Applications and advances in molecular diagnostics: revolutionizing non-tuberculous mycobacteria species and subspecies identification

Abstract

Non-tuberculous mycobacteria (NTM) infections pose a significant public health challenge worldwide, affecting individuals across a wide spectrum of immune statuses. Recent epidemiological studies indicate rising incidence rates in both immunocompromised and immunocompetent populations, underscoring the need for enhanced diagnostic and therapeutic approaches. NTM infections often present with symptoms similar to those of tuberculosis, yet with less specificity, increasing the risk of misdiagnosis and potentially adverse outcomes for patients. Consequently, rapid and accurate identification of the pathogen is crucial for precise diagnosis and treatment. Traditional detection methods, notably microbiological culture, are hampered by lengthy incubation periods and a limited capacity to differentiate closely related NTM subtypes, thereby delaying diagnosis and the initiation of targeted therapies. Emerging diagnostic technologies offer new possibilities for the swift detection and accurate identification of NTM infections, playing a critical role in early diagnosis and providing more accurate and comprehensive information. This review delineates the current molecular methodologies for NTM species and subspecies identification. We critically assess the limitations and challenges inherent in these technologies for diagnosing NTM and explore potential future directions for their advancement. It aims to provide valuable insights into advancing the application of molecular diagnostic techniques in NTM infection identification.

Keywords: drug resistance gene; molecular diagnostics; next-generation sequencing; non-tuberculous mycobacterium; whole genome sequencing.

Figure 1

Diagnostic workflow based on molecular technology in NTM infection management. This schematic depicts the integration of advanced molecular techniques within the clinical framework for the diagnosis of NTM infections.
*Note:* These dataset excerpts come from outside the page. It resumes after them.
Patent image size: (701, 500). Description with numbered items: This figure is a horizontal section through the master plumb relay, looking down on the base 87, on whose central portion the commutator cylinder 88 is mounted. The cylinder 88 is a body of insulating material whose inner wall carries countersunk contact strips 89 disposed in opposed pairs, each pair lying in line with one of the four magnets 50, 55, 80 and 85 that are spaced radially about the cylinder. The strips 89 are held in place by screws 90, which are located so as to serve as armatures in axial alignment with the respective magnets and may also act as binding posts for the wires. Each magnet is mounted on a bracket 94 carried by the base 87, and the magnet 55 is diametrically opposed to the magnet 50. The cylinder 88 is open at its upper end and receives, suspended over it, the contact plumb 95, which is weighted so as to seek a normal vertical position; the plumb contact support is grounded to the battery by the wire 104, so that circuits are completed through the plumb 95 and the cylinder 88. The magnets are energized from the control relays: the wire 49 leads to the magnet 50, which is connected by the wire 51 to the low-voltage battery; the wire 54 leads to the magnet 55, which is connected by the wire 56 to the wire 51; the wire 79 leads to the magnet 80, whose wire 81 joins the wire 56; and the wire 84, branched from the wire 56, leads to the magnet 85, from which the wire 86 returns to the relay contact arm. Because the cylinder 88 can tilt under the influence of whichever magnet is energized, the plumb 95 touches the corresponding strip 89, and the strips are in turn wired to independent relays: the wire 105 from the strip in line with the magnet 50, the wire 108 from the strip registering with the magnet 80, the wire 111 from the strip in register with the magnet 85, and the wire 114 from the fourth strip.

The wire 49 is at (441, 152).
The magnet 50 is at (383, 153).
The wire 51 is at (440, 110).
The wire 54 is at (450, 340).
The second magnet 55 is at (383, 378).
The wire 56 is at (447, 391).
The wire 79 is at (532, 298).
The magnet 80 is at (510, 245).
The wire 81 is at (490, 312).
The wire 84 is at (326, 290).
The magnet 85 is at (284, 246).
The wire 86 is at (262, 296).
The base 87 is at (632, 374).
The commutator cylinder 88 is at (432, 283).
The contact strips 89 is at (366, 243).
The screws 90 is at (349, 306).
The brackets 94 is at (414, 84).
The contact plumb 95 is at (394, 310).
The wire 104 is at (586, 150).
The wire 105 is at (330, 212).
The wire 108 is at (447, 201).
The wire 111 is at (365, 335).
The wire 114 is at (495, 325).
Techniques such as MLVA, Rep-PCR, PCR-RFLP, PFGE, RAPD, AFLP, LSP, and DNA probe-based techniques, along with WGS and NGS, facilitate the detailed characterization of NTM species and their subspecies. The process entails isolating and culturing a singular NTM colony from a clinical specimen, followed by its purification. Notably, cutting-edge methodologies such as DNA probe-based techniques, WGS, and NGS enable direct application to clinical samples, thereby circumventing the conventional culture step. Upon completing the identification of NTM species and subspecies, tools such as DNA probe-based techniques, WGS, and NGS are employed to comprehensively evaluate NTM resistance genes. This approach significantly enriches our understanding of the mechanisms underlying microbial resistance.